The Ukrainian maker of a next-gen hand prosthesis is making the cover of Time magazine, which has featured it this year among “200 innovations changing how we live.”
With its five separate movable fingers, this lightweight prosthesis combines low-power electronics and light movable machinery design to articulate 288 metal, plastic or silicon components.
But not only that: this artificial hand is a self-learning device that “accurately detects muscle activity, recognizes situations and predicts the grip that would fit a particular context.”
“The more you use it, the faster and more precise it gets, and the more it feels like you were born with it,” explains Esper Bionics on its website.
Esper Hand is the brainchild of a medical doctor and engineer, Dima Gazda.
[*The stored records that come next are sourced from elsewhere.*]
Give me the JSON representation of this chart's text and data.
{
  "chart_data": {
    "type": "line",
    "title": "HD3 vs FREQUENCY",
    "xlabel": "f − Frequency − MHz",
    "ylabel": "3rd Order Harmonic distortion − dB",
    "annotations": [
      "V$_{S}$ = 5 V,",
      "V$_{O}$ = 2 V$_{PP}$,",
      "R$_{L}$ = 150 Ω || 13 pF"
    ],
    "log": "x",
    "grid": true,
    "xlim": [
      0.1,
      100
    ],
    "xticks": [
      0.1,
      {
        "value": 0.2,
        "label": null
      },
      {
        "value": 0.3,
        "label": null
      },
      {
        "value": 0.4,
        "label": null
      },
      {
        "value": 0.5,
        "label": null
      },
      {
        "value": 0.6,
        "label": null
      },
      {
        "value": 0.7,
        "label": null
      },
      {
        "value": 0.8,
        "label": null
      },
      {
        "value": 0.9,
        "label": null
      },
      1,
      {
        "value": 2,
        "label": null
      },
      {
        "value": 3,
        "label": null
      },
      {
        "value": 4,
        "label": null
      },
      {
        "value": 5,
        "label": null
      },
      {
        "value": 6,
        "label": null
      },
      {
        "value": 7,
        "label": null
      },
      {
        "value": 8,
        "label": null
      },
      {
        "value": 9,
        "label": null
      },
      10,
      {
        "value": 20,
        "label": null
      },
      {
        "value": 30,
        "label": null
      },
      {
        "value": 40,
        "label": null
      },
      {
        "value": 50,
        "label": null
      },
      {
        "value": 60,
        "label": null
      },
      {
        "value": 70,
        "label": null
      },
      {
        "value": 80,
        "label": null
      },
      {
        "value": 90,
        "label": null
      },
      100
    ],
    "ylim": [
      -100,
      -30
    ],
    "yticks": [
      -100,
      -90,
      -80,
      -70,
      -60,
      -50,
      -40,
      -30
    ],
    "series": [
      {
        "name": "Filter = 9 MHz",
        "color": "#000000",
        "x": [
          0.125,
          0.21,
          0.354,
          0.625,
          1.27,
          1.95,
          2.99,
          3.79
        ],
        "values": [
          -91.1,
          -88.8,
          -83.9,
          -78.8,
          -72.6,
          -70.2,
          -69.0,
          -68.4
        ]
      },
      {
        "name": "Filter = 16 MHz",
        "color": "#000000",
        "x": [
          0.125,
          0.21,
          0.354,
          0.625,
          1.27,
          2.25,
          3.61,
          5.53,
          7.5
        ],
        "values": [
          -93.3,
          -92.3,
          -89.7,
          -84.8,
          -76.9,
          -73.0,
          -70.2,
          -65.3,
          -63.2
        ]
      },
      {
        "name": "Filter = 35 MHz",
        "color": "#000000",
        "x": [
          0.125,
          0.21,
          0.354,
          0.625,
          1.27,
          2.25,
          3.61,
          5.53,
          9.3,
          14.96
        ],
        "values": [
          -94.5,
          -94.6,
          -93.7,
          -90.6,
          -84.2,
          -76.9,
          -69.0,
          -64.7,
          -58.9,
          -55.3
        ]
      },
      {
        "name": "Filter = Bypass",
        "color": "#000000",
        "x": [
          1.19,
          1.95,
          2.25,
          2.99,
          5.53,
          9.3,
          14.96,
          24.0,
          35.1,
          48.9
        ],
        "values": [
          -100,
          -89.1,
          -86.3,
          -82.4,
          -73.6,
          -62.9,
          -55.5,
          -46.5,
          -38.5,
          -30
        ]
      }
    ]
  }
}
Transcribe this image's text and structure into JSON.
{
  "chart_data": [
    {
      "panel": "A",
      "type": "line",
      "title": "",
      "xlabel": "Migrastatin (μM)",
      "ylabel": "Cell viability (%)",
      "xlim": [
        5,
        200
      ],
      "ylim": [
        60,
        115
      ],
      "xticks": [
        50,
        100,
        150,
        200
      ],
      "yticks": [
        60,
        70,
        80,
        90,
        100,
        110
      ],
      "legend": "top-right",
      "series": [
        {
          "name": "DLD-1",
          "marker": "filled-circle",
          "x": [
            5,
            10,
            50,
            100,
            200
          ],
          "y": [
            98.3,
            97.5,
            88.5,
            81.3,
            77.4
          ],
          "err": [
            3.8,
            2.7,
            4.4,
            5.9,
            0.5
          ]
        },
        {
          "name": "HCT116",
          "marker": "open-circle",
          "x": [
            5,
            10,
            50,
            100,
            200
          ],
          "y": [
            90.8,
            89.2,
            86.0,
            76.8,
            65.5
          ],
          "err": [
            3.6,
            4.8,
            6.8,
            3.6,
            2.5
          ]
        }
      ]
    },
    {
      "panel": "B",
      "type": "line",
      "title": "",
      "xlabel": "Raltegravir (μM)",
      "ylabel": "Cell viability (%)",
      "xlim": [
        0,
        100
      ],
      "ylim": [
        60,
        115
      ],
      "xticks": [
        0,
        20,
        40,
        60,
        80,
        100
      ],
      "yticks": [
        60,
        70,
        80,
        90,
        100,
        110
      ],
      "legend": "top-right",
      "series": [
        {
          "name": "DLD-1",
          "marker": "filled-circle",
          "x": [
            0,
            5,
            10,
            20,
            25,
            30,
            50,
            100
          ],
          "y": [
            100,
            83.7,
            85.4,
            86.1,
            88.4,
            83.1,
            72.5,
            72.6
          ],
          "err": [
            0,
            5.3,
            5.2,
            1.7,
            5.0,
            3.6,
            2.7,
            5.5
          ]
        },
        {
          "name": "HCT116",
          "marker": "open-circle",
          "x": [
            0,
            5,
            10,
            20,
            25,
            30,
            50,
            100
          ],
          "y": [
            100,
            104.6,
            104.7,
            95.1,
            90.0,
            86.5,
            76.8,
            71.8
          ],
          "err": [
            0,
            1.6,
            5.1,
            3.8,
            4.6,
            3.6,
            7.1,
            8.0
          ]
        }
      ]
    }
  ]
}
His invention was noticed in a local biomedical startup competition as soon as it emerged at the idea stage, in 2018. Gazda incorporated his company, Esper Bionics, in 2019.
The next year, the prosthesis MVP was tested by a volunteer, which triggered a Ukrainian fund, SMRK, to inject an undisclosed amount into the startup.
In 2021, Esper Hand was lab tested and FDA registered. In 2022, the company opened an office in Berlin and announced its started clinical activities in the USA in beta testing.
In addition to hand prostheses, the startup is now also developing a “non-invasive wearable brain-computer interface” and a “cloud-based software solution to individualize the control of wearables” — christened ‘Esper Control’ and ‘Esper Platform,’ respectively.
“Our robotic products are where design, manufacturing, and engineering play together; where passion brings beauty, precision gives gracefulness, expertise ensures endurance; where extra abilities are born” — Esper Bionics
Esper Bionics’ international awards include the Vernadsky Challenge, the Red Dot Award, and the Healthcare Innovation World Cup, where Gazda was ranked among the top three “world techpreneurs.”
Time magazine selects every year the “most impactful new products and ideas,” based on the reports of its editors and correspondents around the world and through an online application process. Each contender is evaluated on such factors as “originality, efficacy, ambition and impact.”